Workers of the Ghana Civil Aviation Authority (GCAA) have threatened to extend their industrial action to affect international flights if encroachments on the company’s lands are not halted.
For years, the workers have lamented the continuous encroachment of private developers on lands reserved for operations of the GCAA; a situation they believe affects the smooth communication between airlines and the Air Traffic Services.
The workers on October 14, 2020, commenced an industrial action which affects only domestic flights, with the hope of drawing the attention of the Ministry of Aviation, the Lands Commission and the Presidency to encroachment on lands earmarked for the development of the country’s civil aviation sector.
The workers explained that they had reached out to the National Labour Commission and the Ministry of National Security for assistance, and they had also sent a letter to the Chief of Staff and a petition to President Nana Addo Dankwa Akufo-Addo; all to no avail.

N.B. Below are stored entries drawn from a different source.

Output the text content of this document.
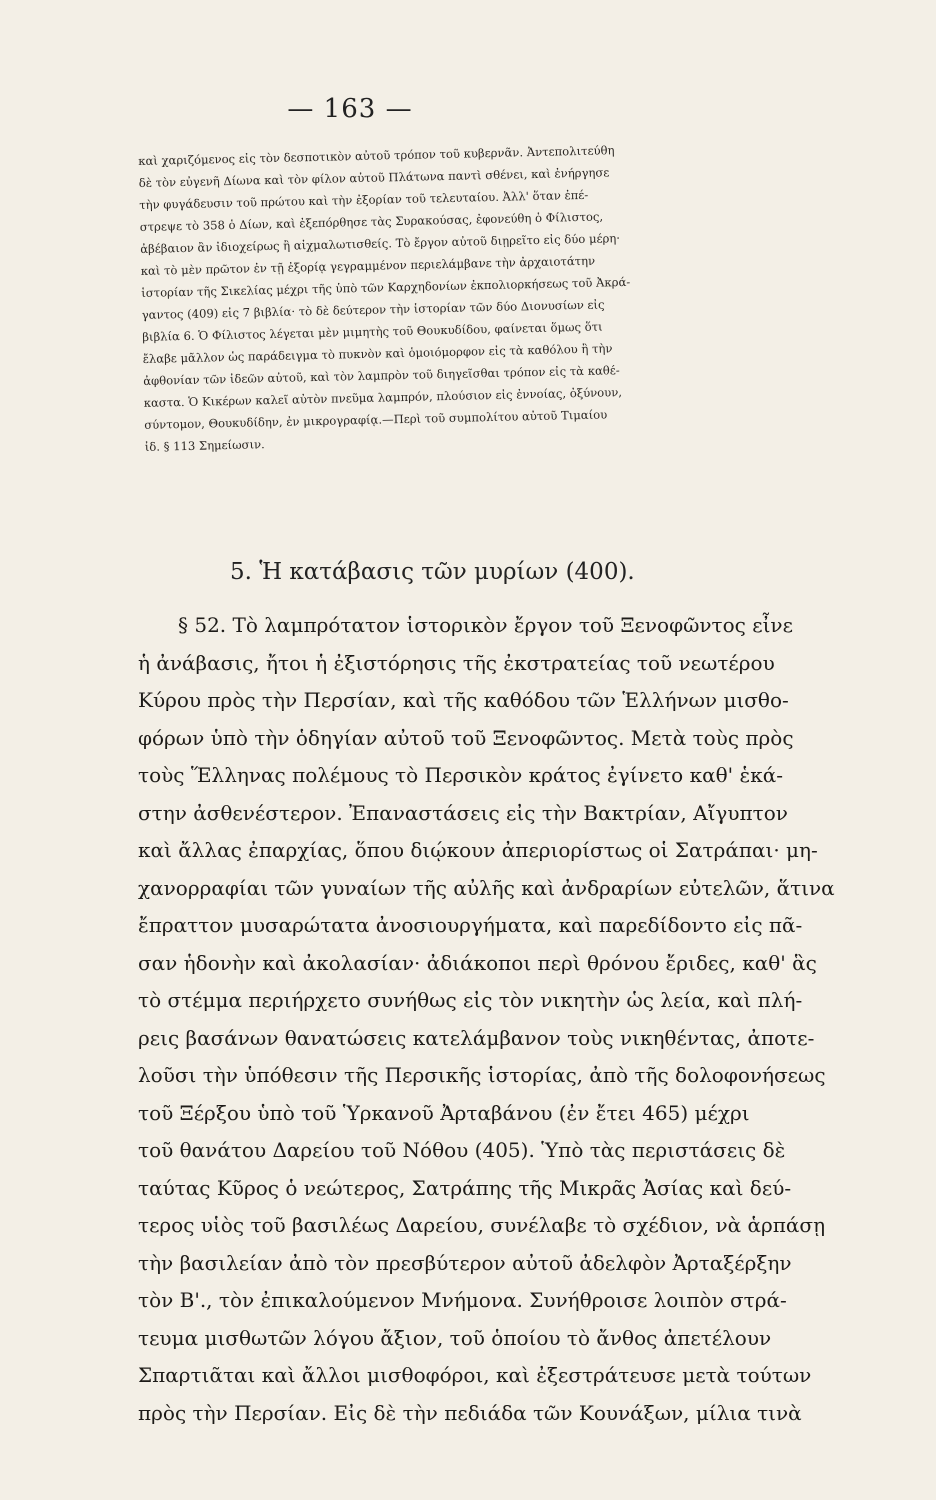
— 163 —
καὶ χαριζόμενος εἰς τὸν δεσποτικὸν αὐτοῦ τρόπον τοῦ κυβερνᾶν. Ἀντεπολιτεύθη
δὲ τὸν εὐγενῆ Δίωνα καὶ τὸν φίλον αὐτοῦ Πλάτωνα παντὶ σθένει, καὶ ἐνήργησε
τὴν φυγάδευσιν τοῦ πρώτου καὶ τὴν ἐξορίαν τοῦ τελευταίου. Ἀλλ' ὅταν ἐπέ-
στρεψε τὸ 358 ὁ Δίων, καὶ ἐξεπόρθησε τὰς Συρακούσας, ἐφονεύθη ὁ Φίλιστος,
ἀβέβαιον ἂν ἰδιοχείρως ἢ αἰχμαλωτισθείς. Τὸ ἔργον αὐτοῦ διῃρεῖτο εἰς δύο μέρη·
καὶ τὸ μὲν πρῶτον ἐν τῇ ἐξορίᾳ γεγραμμένον περιελάμβανε τὴν ἀρχαιοτάτην
ἱστορίαν τῆς Σικελίας μέχρι τῆς ὑπὸ τῶν Καρχηδονίων ἐκπολιορκήσεως τοῦ Ἀκρά-
γαντος (409) εἰς 7 βιβλία· τὸ δὲ δεύτερον τὴν ἱστορίαν τῶν δύο Διονυσίων εἰς
βιβλία 6. Ὁ Φίλιστος λέγεται μὲν μιμητὴς τοῦ Θουκυδίδου, φαίνεται ὅμως ὅτι
ἔλαβε μᾶλλον ὡς παράδειγμα τὸ πυκνὸν καὶ ὁμοιόμορφον εἰς τὰ καθόλου ἢ τὴν
ἀφθονίαν τῶν ἰδεῶν αὐτοῦ, καὶ τὸν λαμπρὸν τοῦ διηγεῖσθαι τρόπον εἰς τὰ καθέ-
καστα. Ὁ Κικέρων καλεῖ αὐτὸν πνεῦμα λαμπρόν, πλούσιον εἰς ἐννοίας, ὀξύνουν,
σύντομον, Θουκυδίδην, ἐν μικρογραφίᾳ.—Περὶ τοῦ συμπολίτου αὐτοῦ Τιμαίου
ἰδ. § 113 Σημείωσιν.
5. Ἡ κατάβασις τῶν μυρίων (400).
§ 52. Τὸ λαμπρότατον ἱστορικὸν ἔργον τοῦ Ξενοφῶντος εἶνε
ἡ ἀνάβασις, ἤτοι ἡ ἐξιστόρησις τῆς ἐκστρατείας τοῦ νεωτέρου
Κύρου πρὸς τὴν Περσίαν, καὶ τῆς καθόδου τῶν Ἑλλήνων μισθο-
φόρων ὑπὸ τὴν ὁδηγίαν αὐτοῦ τοῦ Ξενοφῶντος. Μετὰ τοὺς πρὸς
τοὺς Ἕλληνας πολέμους τὸ Περσικὸν κράτος ἐγίνετο καθ' ἑκά-
στην ἀσθενέστερον. Ἐπαναστάσεις εἰς τὴν Βακτρίαν, Αἴγυπτον
καὶ ἄλλας ἐπαρχίας, ὅπου διῴκουν ἀπεριορίστως οἱ Σατράπαι· μη-
χανορραφίαι τῶν γυναίων τῆς αὐλῆς καὶ ἀνδραρίων εὐτελῶν, ἅτινα
ἔπραττον μυσαρώτατα ἀνοσιουργήματα, καὶ παρεδίδοντο εἰς πᾶ-
σαν ἡδονὴν καὶ ἀκολασίαν· ἀδιάκοποι περὶ θρόνου ἔριδες, καθ' ἃς
τὸ στέμμα περιήρχετο συνήθως εἰς τὸν νικητὴν ὡς λεία, καὶ πλή-
ρεις βασάνων θανατώσεις κατελάμβανον τοὺς νικηθέντας, ἀποτε-
λοῦσι τὴν ὑπόθεσιν τῆς Περσικῆς ἱστορίας, ἀπὸ τῆς δολοφονήσεως
τοῦ Ξέρξου ὑπὸ τοῦ Ὑρκανοῦ Ἀρταβάνου (ἐν ἔτει 465) μέχρι
τοῦ θανάτου Δαρείου τοῦ Νόθου (405). Ὑπὸ τὰς περιστάσεις δὲ
ταύτας Κῦρος ὁ νεώτερος, Σατράπης τῆς Μικρᾶς Ἀσίας καὶ δεύ-
τερος υἱὸς τοῦ βασιλέως Δαρείου, συνέλαβε τὸ σχέδιον, νὰ ἁρπάσῃ
τὴν βασιλείαν ἀπὸ τὸν πρεσβύτερον αὐτοῦ ἀδελφὸν Ἀρταξέρξην
τὸν Β'., τὸν ἐπικαλούμενον Μνήμονα. Συνήθροισε λοιπὸν στρά-
τευμα μισθωτῶν λόγου ἄξιον, τοῦ ὁποίου τὸ ἄνθος ἀπετέλουν
Σπαρτιᾶται καὶ ἄλλοι μισθοφόροι, καὶ ἐξεστράτευσε μετὰ τούτων
πρὸς τὴν Περσίαν. Εἰς δὲ τὴν πεδιάδα τῶν Κουνάξων, μίλια τινὰ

They added that the strike had become necessary after exhausting all relevant avenues, including meetings and discussions with the Executive Management of GCAA and the Ministry of Aviation.
Spokesperson for the Workers Union, William Amoako, told Citi Business News that, this action is a partial one which will only affect domestic flights until their concerns are duly addressed.

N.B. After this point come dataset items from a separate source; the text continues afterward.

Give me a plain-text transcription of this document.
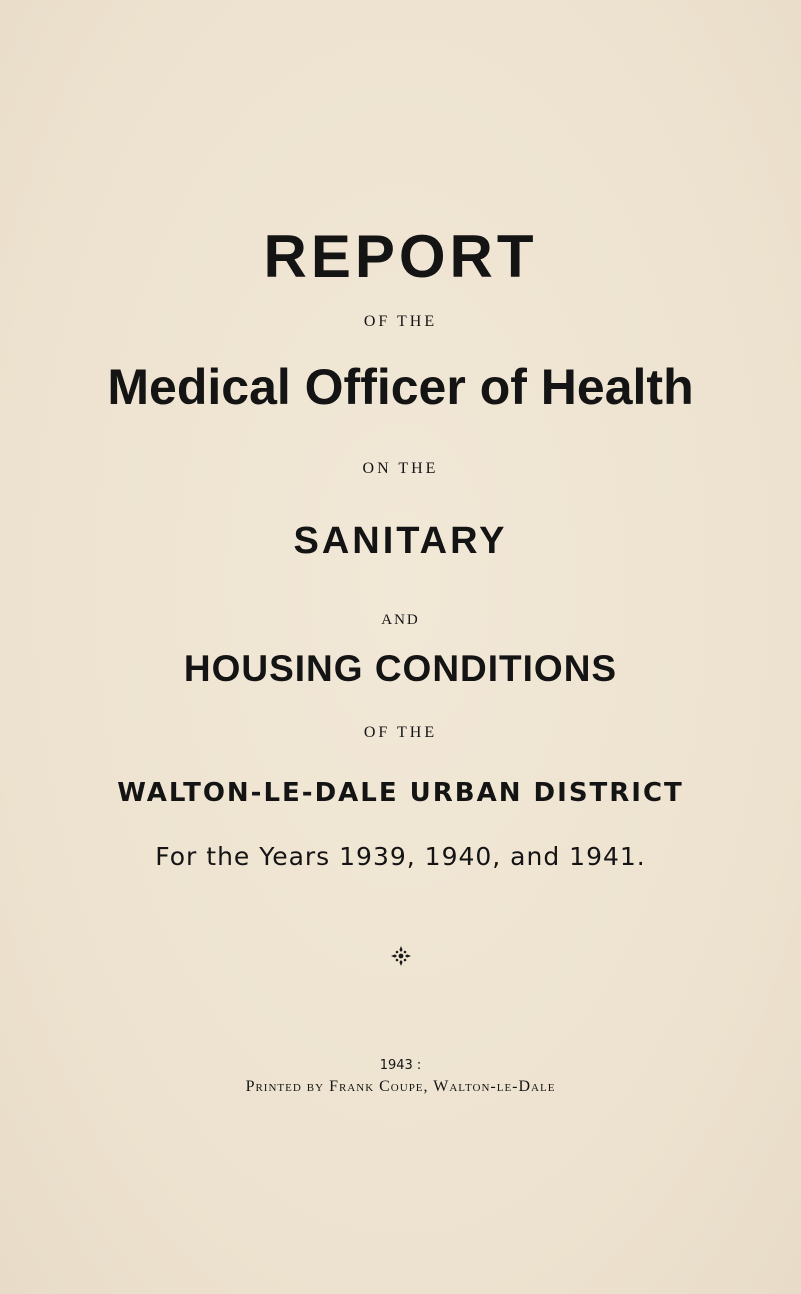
REPORT
OF THE
Medical Officer of Health
ON THE
SANITARY
AND
HOUSING CONDITIONS
OF THE
WALTON-LE-DALE URBAN DISTRICT
For the Years 1939, 1940, and 1941.
1943 :
Printed by Frank Coupe, Walton-le-Dale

“This means that staff are not working and when it comes to the serious effects of it, the air traffic services, we are going to withdraw services for specific airlines especially the domestic airlines for now. We are very conscious of the impact it could have on the international community so for now, we are not touching the international flights. The withdrawn services will only affect the domestic flights with the hope that we can mount some level of pressure on the government to intervene and solve this problem once and for all,” he said.
In a press conference held last week to drum home their issues, the workers blamed the Ministry of Lands and Natural resources for taking no action while lands belonging to the authority were sold out to private developers.

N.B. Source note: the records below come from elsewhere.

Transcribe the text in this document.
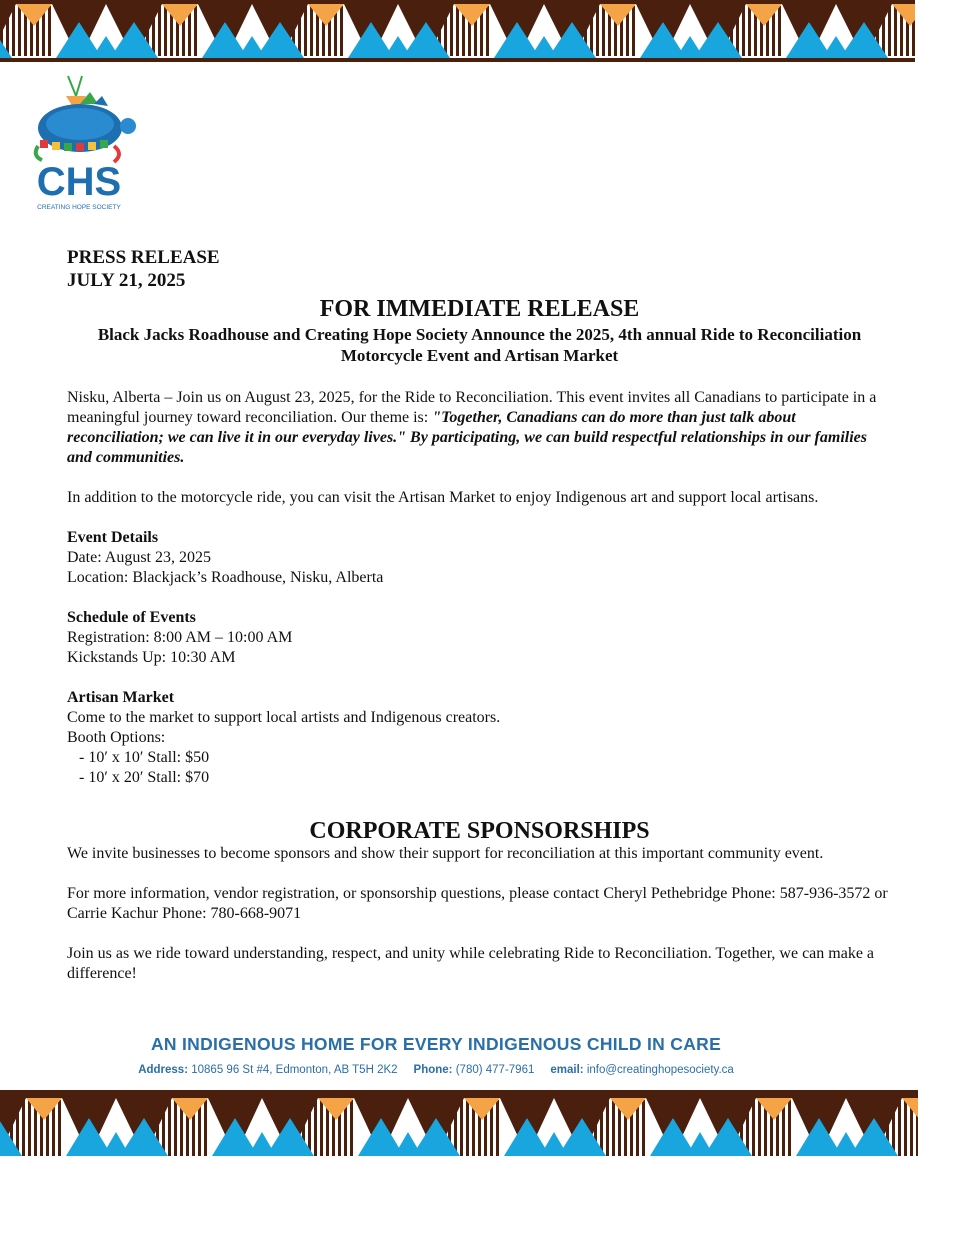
CHS
CREATING HOPE SOCIETY

PRESS RELEASE

JULY 21, 2025

FOR IMMEDIATE RELEASE

Black Jacks Roadhouse and Creating Hope Society Announce the 2025, 4th annual Ride to Reconciliation Motorcycle Event and Artisan Market

Nisku, Alberta – Join us on August 23, 2025, for the Ride to Reconciliation. This event invites all Canadians to participate in a meaningful journey toward reconciliation. Our theme is: "Together, Canadians can do more than just talk about reconciliation; we can live it in our everyday lives." By participating, we can build respectful relationships in our families and communities.

In addition to the motorcycle ride, you can visit the Artisan Market to enjoy Indigenous art and support local artisans.

Event Details

Date: August 23, 2025

Location: Blackjack’s Roadhouse, Nisku, Alberta

Schedule of Events

Registration: 8:00 AM – 10:00 AM

Kickstands Up: 10:30 AM

Artisan Market

Come to the market to support local artists and Indigenous creators.

Booth Options:

- 10′ x 10′ Stall: $50

- 10′ x 20′ Stall: $70

CORPORATE SPONSORSHIPS

We invite businesses to become sponsors and show their support for reconciliation at this important community event.

For more information, vendor registration, or sponsorship questions, please contact Cheryl Pethebridge Phone: 587-936-3572 or Carrie Kachur Phone: 780-668-9071

Join us as we ride toward understanding, respect, and unity while celebrating Ride to Reconciliation. Together, we can make a difference!

AN INDIGENOUS HOME FOR EVERY INDIGENOUS CHILD IN CARE
Address: 10865 96 St #4, Edmonton, AB T5H 2K2 Phone: (780) 477-7961 email: info@creatinghopesociety.ca
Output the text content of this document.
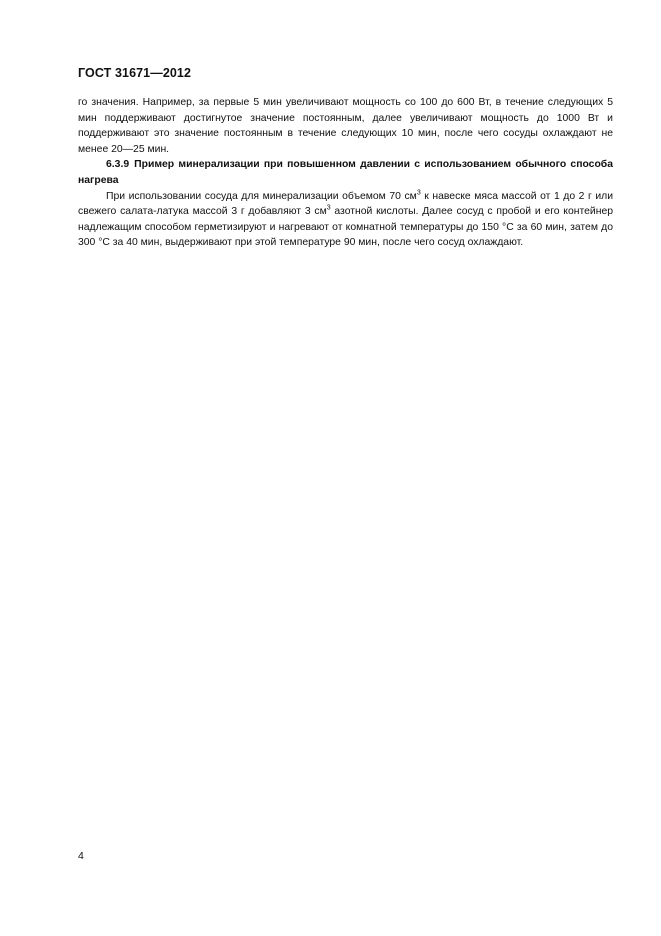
ГОСТ 31671—2012

го значения. Например, за первые 5 мин увеличивают мощность со 100 до 600 Вт, в течение следующих 5 мин поддерживают достигнутое значение постоянным, далее увеличивают мощность до 1000 Вт и поддерживают это значение постоянным в течение следующих 10 мин, после чего сосуды охлаждают не менее 20—25 мин.

6.3.9 Пример минерализации при повышенном давлении с использованием обычного способа нагрева

При использовании сосуда для минерализации объемом 70 $см^3$ к навеске мяса массой от 1 до 2 г или свежего салата-латука массой 3 г добавляют 3 $см^3$ азотной кислоты. Далее сосуд с пробой и его контейнер надлежащим способом герметизируют и нагревают от комнатной температуры до 150 °С за 60 мин, затем до 300 °С за 40 мин, выдерживают при этой температуре 90 мин, после чего сосуд охлаждают.

4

In an interview with Citi Business News, Eric Mireku Amaning, Manager of Corporate Communications at GCAA, said “Yesterday, the Minister for Aviation, Joseph Kofi Adda met with the La Traditional Council, the Land Commission and Civil Aviation at the La Transmitter, where the site is, and it was agreed that parties involved should suspend all works until an amicable solution is found to the matter.”
“As I speak with you now, there’s been an agreement with all the parties that developments and all activities on the land should cease,” Mr. Amaning noted.
According to the striking workers, their action will be extended to affect international flights if all activities on the lands are not immediately stopped.
They are also calling for the land titles to be issued in the name of GCAA.
Spokesperson for the workers warned that: “If it escalates, then, of course, there’s a possibility of roping in the international flights. This has been the trend. Anytime there’s a threat, you have them coming in to plead. But the problem is, once we stand down, then it goes back to normal and activities are resumed in two folds and three folds. We are the ones who bear the brunt, and we know the effects of communication failures and navigation failures so this time we are not accepting any verbal promises,” Mr. Amoako added.